L’agriculture et le développement rural en Roumanie – complémentarité et soutien réciproque
La Roumanie a adhéré à l’Union européenne alors qu’elle est en plein processus de restructuration de son agriculture. En sa qualité d’Etat membre, la Roumanie renforce l’agriculture de l’UE avec environ 14 millions d’hectares de terres agricoles dont environ 9 millions d’hectares de terres arables. Nous ne pouvons pas imaginer une croissance de la compétitivité de l’agriculture de la Roumanie, sans une politique solide de développement rural, en partant d’une agriculture qui mobilise 30% de la population active du pays et d’un milieu rural qui héberge la moitié de la population du pays.
En dépit du fait que 45% de la surface arable est exploitée par quelques milliers de fermes d’une surface comprise entre quelques centaines et quelques milliers d’hectares, la plus grande partie de la production d’origine animale, des légumes et des fruits est réalisée dans des fermes de petite dimension. Le consommateur roumain est coutumier d’un approvisionnement de proximité et avec des produits alimentaires qui gardent leur caractère authentique sur le marché. C’est pour cela que l’alignement des produits agroalimentaires aux normes européennes ne devrait pas se faire au dépend de la diversité et de la qualité gustative des aliments, éléments de tradition de l’alimentation selon le consommateur roumain.
La stabilité des revenus des agriculteurs, afin d’encourager les investissements nécessaires à la croissance de la compétitivité de la production, l’organisation des marchés, le soutien des investissements de modernisation du processus de production agricole, la formation des agriculteurs, la création d’opportunités de revenus complementaires, tout cela suppose de grandes attentes vis-à-vis de la Politique agricole commune. C’est pour cela que la Roumanie poursuit le maintien d’un budget consistent de la PAC, partant du prémisse qu’il est dans l’intérêt de l’ensemble de l’Union européenne de mettre en valeur le potentiel productif de l’agriculture roumaine, mais aussi du développement économique du village roumain.
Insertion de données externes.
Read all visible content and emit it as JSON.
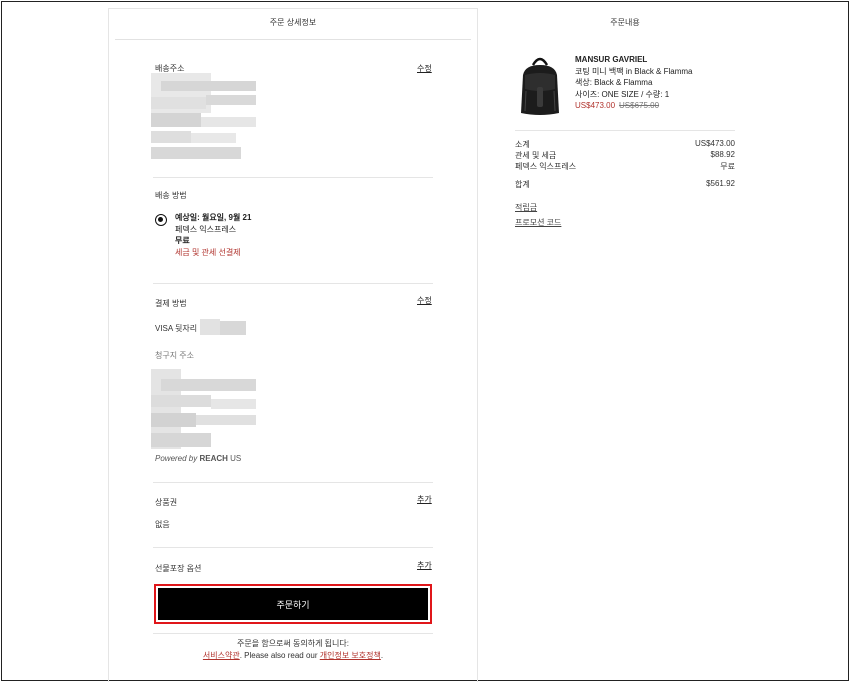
{
  "left": {
    "title": "주문 상세정보",
    "shipping_address": {
      "label": "배송주소",
      "edit": "수정"
    },
    "shipping_method": {
      "label": "배송 방법",
      "eta": "예상일: 월요일, 9월 21",
      "carrier": "페덱스 익스프레스",
      "price": "무료",
      "duty_note": "세금 및 관세 선결제"
    },
    "payment": {
      "label": "결제 방법",
      "edit": "수정",
      "card_prefix": "VISA 뒷자리",
      "billing_label": "청구지 주소",
      "powered_prefix": "Powered by ",
      "powered_brand": "REACH",
      "powered_suffix": " US"
    },
    "gift_card": {
      "label": "상품권",
      "add": "추가",
      "value": "없음"
    },
    "gift_wrap": {
      "label": "선물포장 옵션",
      "add": "추가"
    },
    "order_button": "주문하기",
    "agree_line1": "주문을 함으로써 동의하게 됩니다:",
    "terms_link": "서비스약관",
    "agree_mid": ". Please also read our ",
    "privacy_link": "개인정보 보호정책",
    "agree_end": "."
  },
  "right": {
    "title": "주문내용",
    "product": {
      "brand": "MANSUR GAVRIEL",
      "name": "코팅 미니 백팩 in Black & Flamma",
      "color": "색상: Black & Flamma",
      "size_qty": "사이즈: ONE SIZE / 수량: 1",
      "price": "US$473.00",
      "original_price": "US$675.00"
    },
    "summary": {
      "subtotal_label": "소계",
      "subtotal": "US$473.00",
      "duties_label": "관세 및 세금",
      "duties": "$88.92",
      "shipping_label": "페덱스 익스프레스",
      "shipping": "무료",
      "total_label": "합계",
      "total": "$561.92"
    },
    "credit_link": "적립금",
    "promo_link": "프로모션 코드"
  },
  "colors": {
    "accent_red": "#b0322c",
    "button_border": "#e0161a",
    "button_bg": "#000000"
  }
}
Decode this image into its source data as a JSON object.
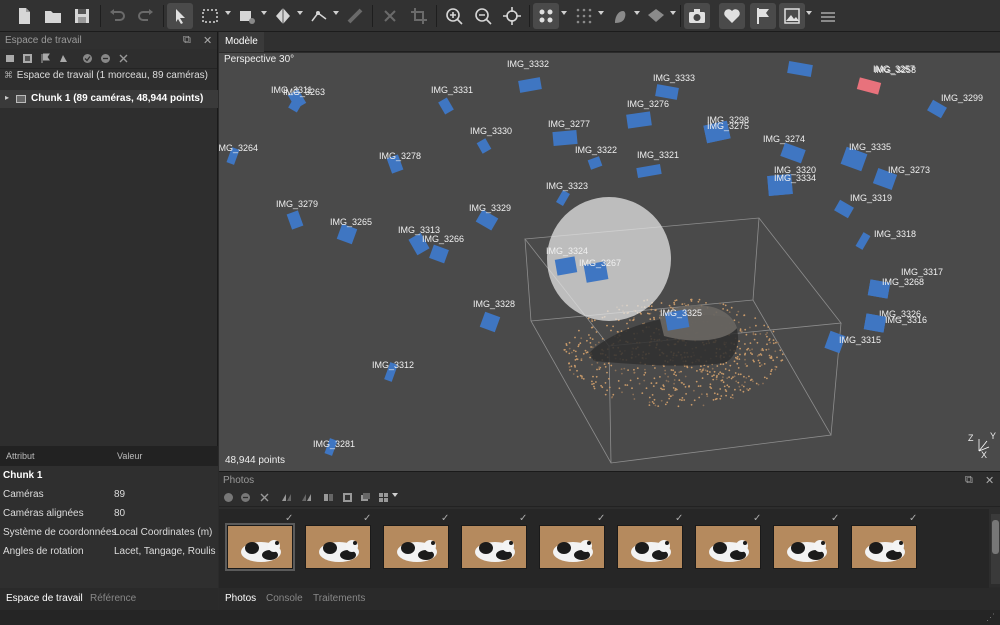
{
  "toolbar": {
    "icons": [
      "new-doc-icon",
      "open-folder-icon",
      "save-icon",
      "undo-icon",
      "redo-icon",
      "pointer-icon",
      "rect-select-icon",
      "free-select-icon",
      "navigate-icon",
      "ruler-icon",
      "shape-icon",
      "delete-icon",
      "crop-icon",
      "zoom-in-icon",
      "zoom-out-icon",
      "reset-view-icon",
      "points-view-icon",
      "dense-view-icon",
      "model-view-icon",
      "tiled-view-icon",
      "camera-icon",
      "texture-icon",
      "marker-flag-icon",
      "ortho-icon",
      "layers-icon"
    ]
  },
  "workspace": {
    "panel_title": "Espace de travail",
    "root_label": "Espace de travail (1 morceau, 89 caméras)",
    "chunk_label": "Chunk 1 (89 caméras, 48,944 points)"
  },
  "attributes": {
    "header_attr": "Attribut",
    "header_value": "Valeur",
    "section": "Chunk 1",
    "rows": [
      {
        "name": "Caméras",
        "value": "89"
      },
      {
        "name": "Caméras alignées",
        "value": "80"
      },
      {
        "name": "Système de coordonnées",
        "value": "Local Coordinates (m)"
      },
      {
        "name": "Angles de rotation",
        "value": "Lacet, Tangage, Roulis"
      }
    ]
  },
  "left_tabs": {
    "workspace": "Espace de travail",
    "reference": "Référence"
  },
  "model": {
    "tab": "Modèle",
    "perspective": "Perspective 30°",
    "points": "48,944 points",
    "axes": {
      "z": "Z",
      "y": "Y",
      "x": "X"
    },
    "colors": {
      "camera": "#3f76c2",
      "selected_camera": "#e8727c",
      "background": "#4a4a4a",
      "sphere": "#e0e0e0"
    },
    "cameras": [
      {
        "label": "IMG_3311"
      },
      {
        "label": "IMG_3263"
      },
      {
        "label": "IMG_3331"
      },
      {
        "label": "IMG_3332"
      },
      {
        "label": "IMG_3333"
      },
      {
        "label": "IMG_3276"
      },
      {
        "label": "IMG_3298"
      },
      {
        "label": "IMG_3275"
      },
      {
        "label": "IMG_3258"
      },
      {
        "label": "IMG_3257"
      },
      {
        "label": "IMG_3299"
      },
      {
        "label": "IMG_3264"
      },
      {
        "label": "IMG_3278"
      },
      {
        "label": "IMG_3330"
      },
      {
        "label": "IMG_3277"
      },
      {
        "label": "IMG_3322"
      },
      {
        "label": "IMG_3321"
      },
      {
        "label": "IMG_3323"
      },
      {
        "label": "IMG_3274"
      },
      {
        "label": "IMG_3335"
      },
      {
        "label": "IMG_3320"
      },
      {
        "label": "IMG_3334"
      },
      {
        "label": "IMG_3273"
      },
      {
        "label": "IMG_3319"
      },
      {
        "label": "IMG_3279"
      },
      {
        "label": "IMG_3265"
      },
      {
        "label": "IMG_3313"
      },
      {
        "label": "IMG_3266"
      },
      {
        "label": "IMG_3329"
      },
      {
        "label": "IMG_3318"
      },
      {
        "label": "IMG_3324"
      },
      {
        "label": "IMG_3267"
      },
      {
        "label": "IMG_3317"
      },
      {
        "label": "IMG_3268"
      },
      {
        "label": "IMG_3325"
      },
      {
        "label": "IMG_3328"
      },
      {
        "label": "IMG_3326"
      },
      {
        "label": "IMG_3316"
      },
      {
        "label": "IMG_3315"
      },
      {
        "label": "IMG_3312"
      },
      {
        "label": "IMG_3281"
      }
    ]
  },
  "photos": {
    "title": "Photos",
    "count_visible": 9
  },
  "bottom_tabs": {
    "photos": "Photos",
    "console": "Console",
    "processing": "Traitements"
  }
}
La politique de développement rural devra assurer tant la restructuration de l’agriculture que la croissance de la qualité de vie en milieu rural et la diversité de l’économie rurale – autant de priorités selon la perspective roumaine. Cependant, nous comprenons que, dans certaines zones de l’UE ayant un niveau plus élevé de développement de l’agriculture et de l’infrastructure rurale, les préoccupations soient davantage orientées en faveur d’un puissant soutien d’instruments de protection de l’environnement et de la biodiversité.
En conclusions, la Roumanie a l’intention de contribuer au maintien du modèle agricole européen soutenu par une Politique Agricole et de Développement Rurale Commune, qui s’avère plus nécessaire que jamais, compte tenu des provocations auxquelles doit faire face l’agriculture de l’Union européenne élargie, tant au regard de la restructuration à laquelle elle est soumise, que dans la perspective de la croissance de la demande des produits alimentaire sur le marché mondial.